I've always stayed away from Flash because you had to shell out a gazillion
dollars for the developer tools. I stumbled on the open-source toolchain a few
years ago, but I wasn't able to figure it out. All the tutorials I could find
were written for the official toolchain, and the docs for the open-source
toolchain assumed good knowledge of the official one.
swfmill...flasm...mtasc...so confusing!

Adobe's recent noises of abandoning Flash Player for Linux hasn't helped my
perception of them, either. I develop on Linux if I can. Having to test Flash
in Windows -- and not being able to target Linux -- would be a pain.

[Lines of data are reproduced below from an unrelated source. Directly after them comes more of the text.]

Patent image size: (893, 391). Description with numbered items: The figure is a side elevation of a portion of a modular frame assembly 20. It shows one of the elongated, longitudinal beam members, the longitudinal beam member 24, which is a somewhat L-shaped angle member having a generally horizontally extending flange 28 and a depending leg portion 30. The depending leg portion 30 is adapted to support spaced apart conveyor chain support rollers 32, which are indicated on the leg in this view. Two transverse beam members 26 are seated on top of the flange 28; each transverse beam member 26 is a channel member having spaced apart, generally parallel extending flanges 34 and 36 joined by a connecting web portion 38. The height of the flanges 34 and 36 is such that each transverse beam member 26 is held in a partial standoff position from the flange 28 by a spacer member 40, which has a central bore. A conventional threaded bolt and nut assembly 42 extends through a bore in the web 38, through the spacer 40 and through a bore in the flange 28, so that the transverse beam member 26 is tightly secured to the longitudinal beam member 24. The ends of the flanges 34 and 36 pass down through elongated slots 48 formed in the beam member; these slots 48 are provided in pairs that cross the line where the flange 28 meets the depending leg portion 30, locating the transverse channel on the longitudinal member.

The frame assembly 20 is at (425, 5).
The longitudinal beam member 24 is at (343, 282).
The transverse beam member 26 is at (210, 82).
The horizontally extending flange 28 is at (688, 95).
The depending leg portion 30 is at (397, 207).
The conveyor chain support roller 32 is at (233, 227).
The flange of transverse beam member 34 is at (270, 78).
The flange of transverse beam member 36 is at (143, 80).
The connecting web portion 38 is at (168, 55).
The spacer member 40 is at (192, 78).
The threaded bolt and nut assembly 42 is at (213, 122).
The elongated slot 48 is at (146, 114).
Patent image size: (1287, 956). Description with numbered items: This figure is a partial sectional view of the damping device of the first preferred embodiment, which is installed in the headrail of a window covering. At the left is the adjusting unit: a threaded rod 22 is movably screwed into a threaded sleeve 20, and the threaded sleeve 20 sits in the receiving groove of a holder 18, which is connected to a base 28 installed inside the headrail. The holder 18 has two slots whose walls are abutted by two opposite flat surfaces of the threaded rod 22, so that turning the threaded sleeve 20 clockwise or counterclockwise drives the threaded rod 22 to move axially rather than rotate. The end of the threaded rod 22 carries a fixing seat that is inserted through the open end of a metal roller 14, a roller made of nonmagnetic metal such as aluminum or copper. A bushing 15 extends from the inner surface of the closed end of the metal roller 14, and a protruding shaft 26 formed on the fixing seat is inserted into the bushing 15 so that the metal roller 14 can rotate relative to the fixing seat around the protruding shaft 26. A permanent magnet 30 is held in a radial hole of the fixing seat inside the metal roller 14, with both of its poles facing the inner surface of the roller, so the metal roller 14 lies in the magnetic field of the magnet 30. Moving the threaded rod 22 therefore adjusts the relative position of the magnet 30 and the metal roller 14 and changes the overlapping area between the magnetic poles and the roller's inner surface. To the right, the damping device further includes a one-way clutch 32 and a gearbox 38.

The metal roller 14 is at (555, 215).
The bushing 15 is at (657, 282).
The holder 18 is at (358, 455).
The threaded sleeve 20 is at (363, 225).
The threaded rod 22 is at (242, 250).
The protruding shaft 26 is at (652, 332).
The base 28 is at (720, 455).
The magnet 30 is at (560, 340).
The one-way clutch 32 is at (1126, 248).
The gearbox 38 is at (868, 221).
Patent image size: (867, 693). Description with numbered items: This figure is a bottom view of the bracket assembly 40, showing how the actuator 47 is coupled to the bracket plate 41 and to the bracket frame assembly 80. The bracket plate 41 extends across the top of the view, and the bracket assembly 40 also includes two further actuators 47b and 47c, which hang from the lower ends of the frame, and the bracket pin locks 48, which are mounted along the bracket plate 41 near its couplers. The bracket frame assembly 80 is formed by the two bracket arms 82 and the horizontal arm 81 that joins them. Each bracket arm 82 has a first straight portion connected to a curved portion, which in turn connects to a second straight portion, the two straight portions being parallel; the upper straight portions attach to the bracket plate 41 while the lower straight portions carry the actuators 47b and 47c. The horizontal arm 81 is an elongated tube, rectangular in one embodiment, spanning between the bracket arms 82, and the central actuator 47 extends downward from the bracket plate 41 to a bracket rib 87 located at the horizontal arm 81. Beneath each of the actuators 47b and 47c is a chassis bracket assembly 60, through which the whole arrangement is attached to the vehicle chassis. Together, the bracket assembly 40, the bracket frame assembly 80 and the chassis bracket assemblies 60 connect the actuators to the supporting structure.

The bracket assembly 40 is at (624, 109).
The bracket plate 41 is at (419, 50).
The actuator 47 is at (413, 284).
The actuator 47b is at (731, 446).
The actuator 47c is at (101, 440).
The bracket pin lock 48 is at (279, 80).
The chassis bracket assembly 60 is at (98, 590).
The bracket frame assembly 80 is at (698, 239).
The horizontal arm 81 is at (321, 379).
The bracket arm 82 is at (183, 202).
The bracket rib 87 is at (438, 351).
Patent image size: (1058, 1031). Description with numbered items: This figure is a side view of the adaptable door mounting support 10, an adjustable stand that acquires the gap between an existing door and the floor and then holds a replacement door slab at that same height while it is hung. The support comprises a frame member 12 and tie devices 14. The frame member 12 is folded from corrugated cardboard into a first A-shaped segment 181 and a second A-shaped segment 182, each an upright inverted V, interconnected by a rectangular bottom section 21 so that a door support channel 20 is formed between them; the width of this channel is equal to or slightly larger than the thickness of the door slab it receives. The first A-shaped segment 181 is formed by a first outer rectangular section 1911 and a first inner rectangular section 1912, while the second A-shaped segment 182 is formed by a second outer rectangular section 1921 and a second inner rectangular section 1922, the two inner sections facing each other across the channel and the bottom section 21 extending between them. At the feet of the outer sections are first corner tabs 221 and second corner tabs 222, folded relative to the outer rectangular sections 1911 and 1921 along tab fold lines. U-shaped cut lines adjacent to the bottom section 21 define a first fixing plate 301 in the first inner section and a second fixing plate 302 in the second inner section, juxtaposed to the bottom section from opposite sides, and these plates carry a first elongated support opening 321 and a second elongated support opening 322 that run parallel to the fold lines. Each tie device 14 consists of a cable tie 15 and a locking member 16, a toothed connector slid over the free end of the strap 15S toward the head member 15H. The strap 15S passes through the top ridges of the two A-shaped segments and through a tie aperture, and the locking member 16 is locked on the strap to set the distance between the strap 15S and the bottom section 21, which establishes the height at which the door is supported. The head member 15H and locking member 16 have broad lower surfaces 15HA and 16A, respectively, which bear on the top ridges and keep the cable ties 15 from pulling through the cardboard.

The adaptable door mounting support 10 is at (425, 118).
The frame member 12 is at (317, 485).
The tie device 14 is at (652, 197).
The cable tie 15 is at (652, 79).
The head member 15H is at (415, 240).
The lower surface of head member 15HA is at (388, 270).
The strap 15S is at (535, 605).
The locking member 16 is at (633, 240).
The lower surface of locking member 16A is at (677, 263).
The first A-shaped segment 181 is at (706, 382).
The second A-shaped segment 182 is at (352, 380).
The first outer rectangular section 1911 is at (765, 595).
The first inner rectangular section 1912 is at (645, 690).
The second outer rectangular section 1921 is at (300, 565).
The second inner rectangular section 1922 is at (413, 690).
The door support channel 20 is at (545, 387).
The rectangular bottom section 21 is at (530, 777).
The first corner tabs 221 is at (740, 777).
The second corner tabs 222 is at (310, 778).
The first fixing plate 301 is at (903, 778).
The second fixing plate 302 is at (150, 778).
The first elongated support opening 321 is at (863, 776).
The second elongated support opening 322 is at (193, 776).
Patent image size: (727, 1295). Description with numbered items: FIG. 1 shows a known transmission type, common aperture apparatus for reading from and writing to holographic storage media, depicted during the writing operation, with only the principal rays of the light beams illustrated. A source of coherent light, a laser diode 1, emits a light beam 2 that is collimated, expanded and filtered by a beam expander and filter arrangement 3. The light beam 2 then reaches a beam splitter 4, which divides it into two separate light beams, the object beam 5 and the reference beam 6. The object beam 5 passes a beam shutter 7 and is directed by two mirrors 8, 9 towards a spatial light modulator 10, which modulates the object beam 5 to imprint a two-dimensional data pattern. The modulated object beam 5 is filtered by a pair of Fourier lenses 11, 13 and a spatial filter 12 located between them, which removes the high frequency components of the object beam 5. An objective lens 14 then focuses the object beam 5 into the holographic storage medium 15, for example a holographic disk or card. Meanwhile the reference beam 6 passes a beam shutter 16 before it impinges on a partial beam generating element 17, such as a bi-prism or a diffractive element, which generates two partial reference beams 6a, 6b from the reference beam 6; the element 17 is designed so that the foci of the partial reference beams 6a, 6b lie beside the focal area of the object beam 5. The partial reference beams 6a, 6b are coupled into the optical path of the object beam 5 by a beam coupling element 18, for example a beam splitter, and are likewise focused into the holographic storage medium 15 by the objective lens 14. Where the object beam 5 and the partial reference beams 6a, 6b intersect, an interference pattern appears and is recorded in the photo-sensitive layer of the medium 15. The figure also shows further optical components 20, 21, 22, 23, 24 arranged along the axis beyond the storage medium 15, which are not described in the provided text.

So as far as I'm concerned, Flash is a dying legacy platform; HTML 5 and
Coffeescript are the future.

------
brianfryer
Great article highlighting some of Adobe's new web-related products.

I especially excited about Edge Animate! My little brother (who majoring in
Animation) asked me, "If Flash is dying on the Internet, what will people use
to create animations?" I didn't quite know how to answer that question a few
months ago -- it seemed to me that Flash the application was more accessible
than writing dozens, and dozens of lines of code to produce sub-par
animations.

Yay for Adobe getting into this space, and for charging a subscription fee
rather than a huge, up-front price (I believe this will substantially lower
the amount of pirated software, too).

------
89a
> It seems like Fireworks is the only decent true web design tool that Adobe
> has in the Creative Suite, but it has a sort of cult following, only the
> enlightened few drop Photoshop and pick it up instead.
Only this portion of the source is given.